MUI Kritik Pemerintahan Jokowi: Kesenjangan Ekonomi Semakin Terjal
Padahal, dijelaskannya, jumlah usaha besar cuma 0,01 persen dengan jumlah pelaku usaha 5.550 dengan total aset di atas 10 miliar. Usaha menengah besarnya adalah 0,09 persen, dengan jumlah pelaku usaha 60.702. Dengan total aset lebih dari Rp50 juta dan usaha kecil besarnya 1,22 persen dengan jumlah pelaku 783.132 dan total aset di atas Rp50 juta.
“Dari data ini kita ketahui total mereka-mereka yang sudah terperhatikan oleh pemerintah dan dunia perbankan itu ada di sekitar angka 1,32 persen atau lebih kurang kalau dari jumlah pelaku yaitu 849.334 pelaku usaha," tambahnya.
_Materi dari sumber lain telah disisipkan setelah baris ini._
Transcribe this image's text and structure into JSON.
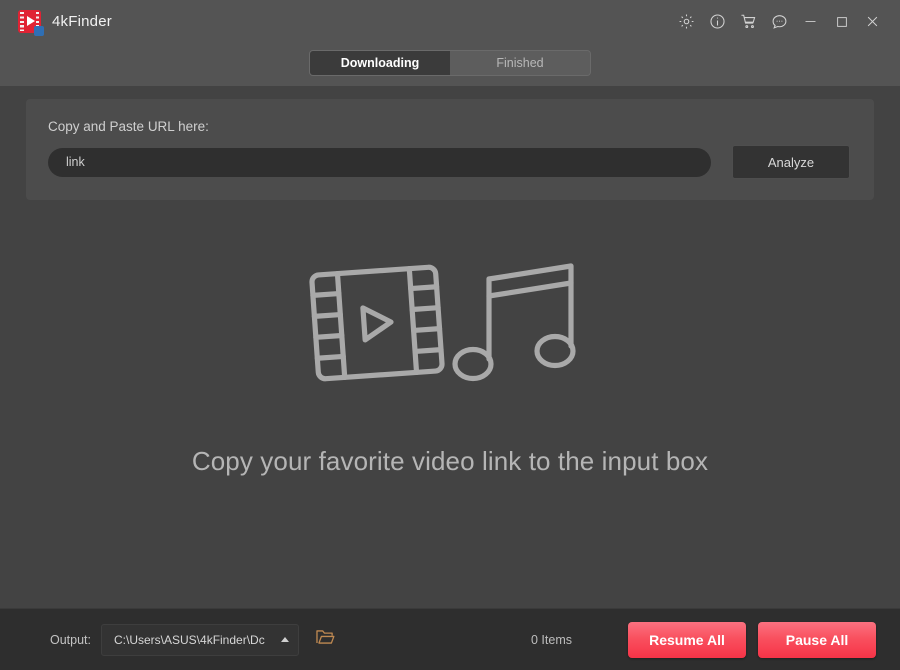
{
  "window": {
    "app_title": "4kFinder",
    "logo_icon": "film-play-icon",
    "controls": [
      {
        "name": "settings-icon",
        "label": "Settings"
      },
      {
        "name": "info-icon",
        "label": "Info"
      },
      {
        "name": "cart-icon",
        "label": "Store"
      },
      {
        "name": "chat-icon",
        "label": "Feedback"
      },
      {
        "name": "minimize-icon",
        "label": "Minimize"
      },
      {
        "name": "maximize-icon",
        "label": "Maximize"
      },
      {
        "name": "close-icon",
        "label": "Close"
      }
    ]
  },
  "tabs": [
    {
      "label": "Downloading",
      "active": true
    },
    {
      "label": "Finished",
      "active": false
    }
  ],
  "url_panel": {
    "label": "Copy and Paste URL here:",
    "input_value": "link",
    "input_placeholder": "link",
    "analyze_label": "Analyze"
  },
  "empty_state": {
    "message": "Copy your favorite video link to the input box",
    "icons": [
      "film-strip-icon",
      "music-note-icon"
    ]
  },
  "footer": {
    "output_label": "Output:",
    "output_path": "C:\\Users\\ASUS\\4kFinder\\Dc",
    "folder_icon": "open-folder-icon",
    "items_count": "0 Items",
    "resume_label": "Resume All",
    "pause_label": "Pause All"
  },
  "colors": {
    "window_bg": "#434343",
    "header_bg": "#545454",
    "panel_bg": "#4c4c4c",
    "footer_bg": "#2e2e2e",
    "input_bg": "#2f2f2f",
    "accent_red": "#f63347",
    "accent_red_light": "#fb7180",
    "brand_red": "#e02334",
    "folder_tan": "#c08a52",
    "art_gray": "#a9a9a9"
  }
}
UMKM konveksi Kabupaten Majalengka.
- VoxPop/Adi Suparman
MUI menilai usaha Kecil menengah yang dikelola oleh masyarakat kecil ke bawah jumlahnya sangat banyak di Indonesia, terhitung data dari seluruh wilayah Indonesia, besarannya mencapai 98,68 persen.
"Sementara jumlah usaha mikro dan ultra mikro besarnya adalah 98,68 persen dengan jumlah pelaku usaha yaitu sekitar 63,3 juta pelaku. Di mana total asetnya sama dan atau di bawah 50 juta rupiah, dan itu boleh dikatakan tidak dan atau belum terurus oleh kita secara bersama-sama dengan baik, tidak hanya oleh pemerintah tapi juga oleh kita," ujarnya.
Dijelaskan Anwar pula, MUI menilai, jika kesenjangan Ekonomi antara masyarakat terlalu jauh dan berlangsung dengan dengan jangka waktu lama, dapat berakibat dua dampak negatif, yakni masalah sosial dan masalah ekonomi.
Anwar mengatakan kesenjangan ini akan berbahaya jika terus berlangsung. Setidaknya ada dua dampak negatif yang dihasilkan dari kesenjangan ekonomi yang terlalu jauh antara masyarakat.
"Bila hal ini terus berlangsung maka tentu dia akan menciptakan sesuatu yang tidak baik. Karena dia (kesenjangan ekonomi) akan menimbulkan kesenjangan sosial yang dari tahun ke tahun akan semakin tajam dan tajam.” ujarnya.
MUI memiliki kesenjangan ekonomi ini jika terlalu lama berlangsung, dan terus dirasakan masyarakat akan mengganggu stabilitas kesatuan bangsa.
“Hal itu tentu jelas tidak baik dan akan sangat berbahaya karena dia sangat potensial akan mengganggu stabilitas, dan rasa persatuan dan kesatuan di antara kita sebagai warga bangsa.” ujarnya.